The KKT conditions provide the necessary conditions for local optimality for a constrained optimization problem with inequality constraints. These conditions were developed as a generalization to the Lagrange Multipliers technique that account for both equality and inequality constraints. The Lagrange multipliers technique developed in the previous section is a technique only applicable to equality constraints.
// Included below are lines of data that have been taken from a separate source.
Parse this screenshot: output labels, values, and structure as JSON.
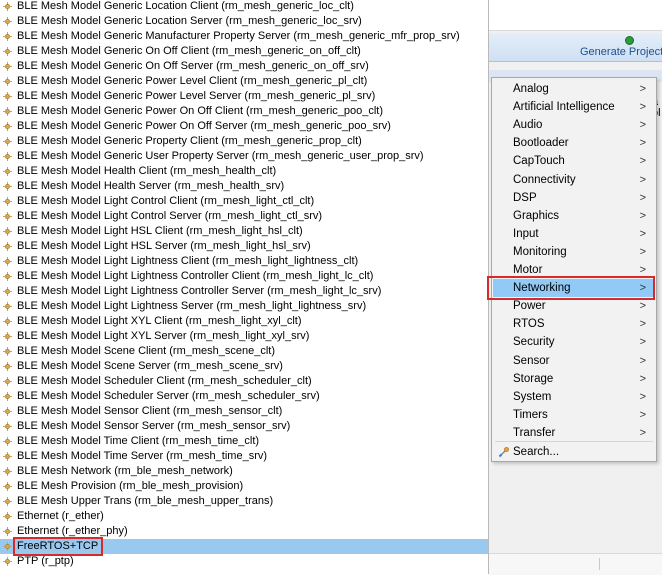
{
  "modules": [
    "BLE Mesh Model Generic Location Client (rm_mesh_generic_loc_clt)",
    "BLE Mesh Model Generic Location Server (rm_mesh_generic_loc_srv)",
    "BLE Mesh Model Generic Manufacturer Property Server (rm_mesh_generic_mfr_prop_srv)",
    "BLE Mesh Model Generic On Off Client (rm_mesh_generic_on_off_clt)",
    "BLE Mesh Model Generic On Off Server (rm_mesh_generic_on_off_srv)",
    "BLE Mesh Model Generic Power Level Client (rm_mesh_generic_pl_clt)",
    "BLE Mesh Model Generic Power Level Server (rm_mesh_generic_pl_srv)",
    "BLE Mesh Model Generic Power On Off Client (rm_mesh_generic_poo_clt)",
    "BLE Mesh Model Generic Power On Off Server (rm_mesh_generic_poo_srv)",
    "BLE Mesh Model Generic Property Client (rm_mesh_generic_prop_clt)",
    "BLE Mesh Model Generic User Property Server (rm_mesh_generic_user_prop_srv)",
    "BLE Mesh Model Health Client (rm_mesh_health_clt)",
    "BLE Mesh Model Health Server (rm_mesh_health_srv)",
    "BLE Mesh Model Light Control Client (rm_mesh_light_ctl_clt)",
    "BLE Mesh Model Light Control Server (rm_mesh_light_ctl_srv)",
    "BLE Mesh Model Light HSL Client (rm_mesh_light_hsl_clt)",
    "BLE Mesh Model Light HSL Server (rm_mesh_light_hsl_srv)",
    "BLE Mesh Model Light Lightness Client (rm_mesh_light_lightness_clt)",
    "BLE Mesh Model Light Lightness Controller Client (rm_mesh_light_lc_clt)",
    "BLE Mesh Model Light Lightness Controller Server (rm_mesh_light_lc_srv)",
    "BLE Mesh Model Light Lightness Server (rm_mesh_light_lightness_srv)",
    "BLE Mesh Model Light XYL Client (rm_mesh_light_xyl_clt)",
    "BLE Mesh Model Light XYL Server (rm_mesh_light_xyl_srv)",
    "BLE Mesh Model Scene Client (rm_mesh_scene_clt)",
    "BLE Mesh Model Scene Server (rm_mesh_scene_srv)",
    "BLE Mesh Model Scheduler Client (rm_mesh_scheduler_clt)",
    "BLE Mesh Model Scheduler Server (rm_mesh_scheduler_srv)",
    "BLE Mesh Model Sensor Client (rm_mesh_sensor_clt)",
    "BLE Mesh Model Sensor Server (rm_mesh_sensor_srv)",
    "BLE Mesh Model Time Client (rm_mesh_time_clt)",
    "BLE Mesh Model Time Server (rm_mesh_time_srv)",
    "BLE Mesh Network (rm_ble_mesh_network)",
    "BLE Mesh Provision (rm_ble_mesh_provision)",
    "BLE Mesh Upper Trans (rm_ble_mesh_upper_trans)",
    "Ethernet (r_ether)",
    "Ethernet (r_ether_phy)",
    "FreeRTOS+TCP",
    "PTP (r_ptp)"
  ],
  "selected_module_index": 36,
  "toolbar": {
    "generate_label": "Generate Project"
  },
  "partial_right_text": [
    "a",
    "ol"
  ],
  "menu": {
    "categories": [
      "Analog",
      "Artificial Intelligence",
      "Audio",
      "Bootloader",
      "CapTouch",
      "Connectivity",
      "DSP",
      "Graphics",
      "Input",
      "Monitoring",
      "Motor",
      "Networking",
      "Power",
      "RTOS",
      "Security",
      "Sensor",
      "Storage",
      "System",
      "Timers",
      "Transfer"
    ],
    "active_index": 11,
    "submenu_arrow": ">",
    "search_label": "Search..."
  },
  "colors": {
    "selection": "#99c9ef",
    "menu_highlight": "#91c9f7",
    "highlight_box": "#d62b2b",
    "toolbar_text": "#1d4f91"
  },
  "icons": {
    "module": "component-icon",
    "generate": "generate-icon",
    "search": "search-icon"
  }
}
We can compute the solution of the primal and the dual at each iteration of the optimization problem, and also compute the optimality gap: $\frac{p^k-d^k}{d^k}$, where $p^k$ and $d^k$ are the values of the primal and dual problems in iteration $k$ of the optimization. Here the solution of the minimization primal problem provides the upper bound of the function value and the solution of the dual provides the lower bound of the function value, which converge towards each other asymptotically over optimization iterations. The optimality gap provides a range within which the optimal constrained solution lies and gives us an upper and lower bound over our solution quality.
Key Takeaways
- Constrained optimization is an important and computationally challenging problem needed for robot and machine learning.
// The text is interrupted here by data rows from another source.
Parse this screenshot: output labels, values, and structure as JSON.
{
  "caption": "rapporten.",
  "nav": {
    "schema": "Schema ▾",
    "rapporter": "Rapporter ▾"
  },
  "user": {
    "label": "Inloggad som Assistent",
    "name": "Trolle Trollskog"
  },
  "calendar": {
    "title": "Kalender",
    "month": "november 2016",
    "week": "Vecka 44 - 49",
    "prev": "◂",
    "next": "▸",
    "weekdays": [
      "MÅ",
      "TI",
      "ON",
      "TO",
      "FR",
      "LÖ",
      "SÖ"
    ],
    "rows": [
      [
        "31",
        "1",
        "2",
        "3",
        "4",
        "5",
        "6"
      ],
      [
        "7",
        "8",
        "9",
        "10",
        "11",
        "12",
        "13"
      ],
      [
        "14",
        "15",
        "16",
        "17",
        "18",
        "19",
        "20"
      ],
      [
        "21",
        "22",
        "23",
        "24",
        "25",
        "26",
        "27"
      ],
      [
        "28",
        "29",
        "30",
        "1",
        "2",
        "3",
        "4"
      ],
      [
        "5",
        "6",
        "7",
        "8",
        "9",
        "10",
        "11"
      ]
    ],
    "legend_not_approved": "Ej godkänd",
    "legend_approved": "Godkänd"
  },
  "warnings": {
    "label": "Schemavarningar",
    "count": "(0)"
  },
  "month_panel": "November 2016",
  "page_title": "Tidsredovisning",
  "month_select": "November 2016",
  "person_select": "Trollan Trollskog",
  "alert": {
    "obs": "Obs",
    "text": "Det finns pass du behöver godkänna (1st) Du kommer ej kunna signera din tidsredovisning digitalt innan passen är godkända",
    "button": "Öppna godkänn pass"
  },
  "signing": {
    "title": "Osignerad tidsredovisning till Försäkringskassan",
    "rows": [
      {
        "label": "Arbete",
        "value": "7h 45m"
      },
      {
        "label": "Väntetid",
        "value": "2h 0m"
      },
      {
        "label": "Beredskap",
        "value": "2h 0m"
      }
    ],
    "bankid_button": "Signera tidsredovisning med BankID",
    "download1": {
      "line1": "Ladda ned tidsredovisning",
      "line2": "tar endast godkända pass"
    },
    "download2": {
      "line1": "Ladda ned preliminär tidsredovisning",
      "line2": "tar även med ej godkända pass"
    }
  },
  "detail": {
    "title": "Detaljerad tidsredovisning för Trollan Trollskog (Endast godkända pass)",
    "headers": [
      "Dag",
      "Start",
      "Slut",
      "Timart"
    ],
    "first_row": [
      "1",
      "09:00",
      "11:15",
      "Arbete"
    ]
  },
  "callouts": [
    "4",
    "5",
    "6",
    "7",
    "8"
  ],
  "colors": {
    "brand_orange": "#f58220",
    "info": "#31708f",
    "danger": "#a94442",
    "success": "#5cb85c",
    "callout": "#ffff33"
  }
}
- Given a constrained optimization problem, a Lagrangian can be formulated where the constraints are used as additive factors to the optimization function. The stationary points of the Lagrangian are candidates for the optimal solution of the optimization problem.
- The Lagrange multipliers technique allows us to use gradient descent to solve a constrained optimization problem, which allows for a computationally feasible way to solve these problems by avoiding matrix inversions. These solution methods take a different form to solve approximately for non-convex problems which are generally faster.
- Karush–Kuhn–Tucker (KKT) conditions provide the necessary conditions for local optimality for a constrained optimization problem with inequality constraints. These conditions were developed as a generalization to the Lagrange Multipliers technique.